Even bourgeois democracy, not to speak of the one of socialist dispensation, demands as its first requisite secularism, meaning, as it does, complete separation between state and religion; and that’s exactly what has been denied to us by the rulers who commandeered the state after August 1975. What surprises us is that the Awami League, which had provided leadership in the war of liberation, has found it convenient to remain silent on the question, giving us the impression that it does not consider the restoration of secularism to be an important issue. The attack on secularism has not harmed any particular person, group or institution but has struck at the very foundations of the state which had been founded on the rejection of the non-secular two-nation theory on which Pakistan had based itself. That Pakistan was a curse and a nightmare has been made obvious to those who are now living in that broken political state. We ourselves came to the knowledge about the monstrous character of that state as early as 1952, having paid much too much in terms of blood and tears for allowing ourselves to be led into voting for it in 1946 by our leaders. Muhammad Ali Jinnah, the founder of Pakistan, had himself realised the mistake he had made even before the state was set up and had discarded the two-nation theory at the first opportunity that came to him, namely, the occasion to speak before the Constituent Assembly on August 11, 1947.

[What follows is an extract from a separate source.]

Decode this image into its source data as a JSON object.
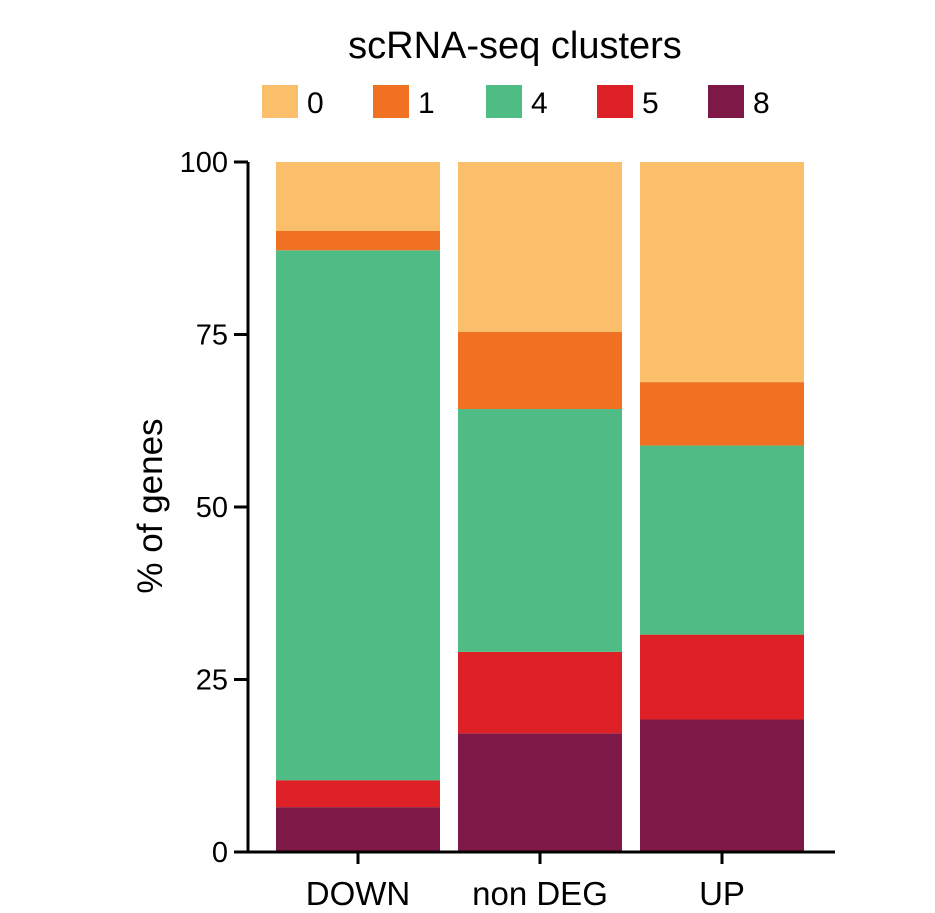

Looking at the happenings in Bangladesh since August 1975 from a slightly different perspective, one could say that the progress we are supposed to have made amounted really to a widening of the road for capitalism to flourish. The collective dream of liberation was for the establishment of democracy in the country, and it has to be admitted that there is not much of a difference between proper democracy and socialism. That collective dream has been shattered. This change has been hastened by the despicably heinous act of the assassins of August 15.
But mere mourning would not do. It may prove to be counterproductive, creating despair. What we have to undertake is the continuation of the struggle to achieve the realisation of the collective dream of a social revolution. To give up the struggle would be to degrade ourselves further than we have already done.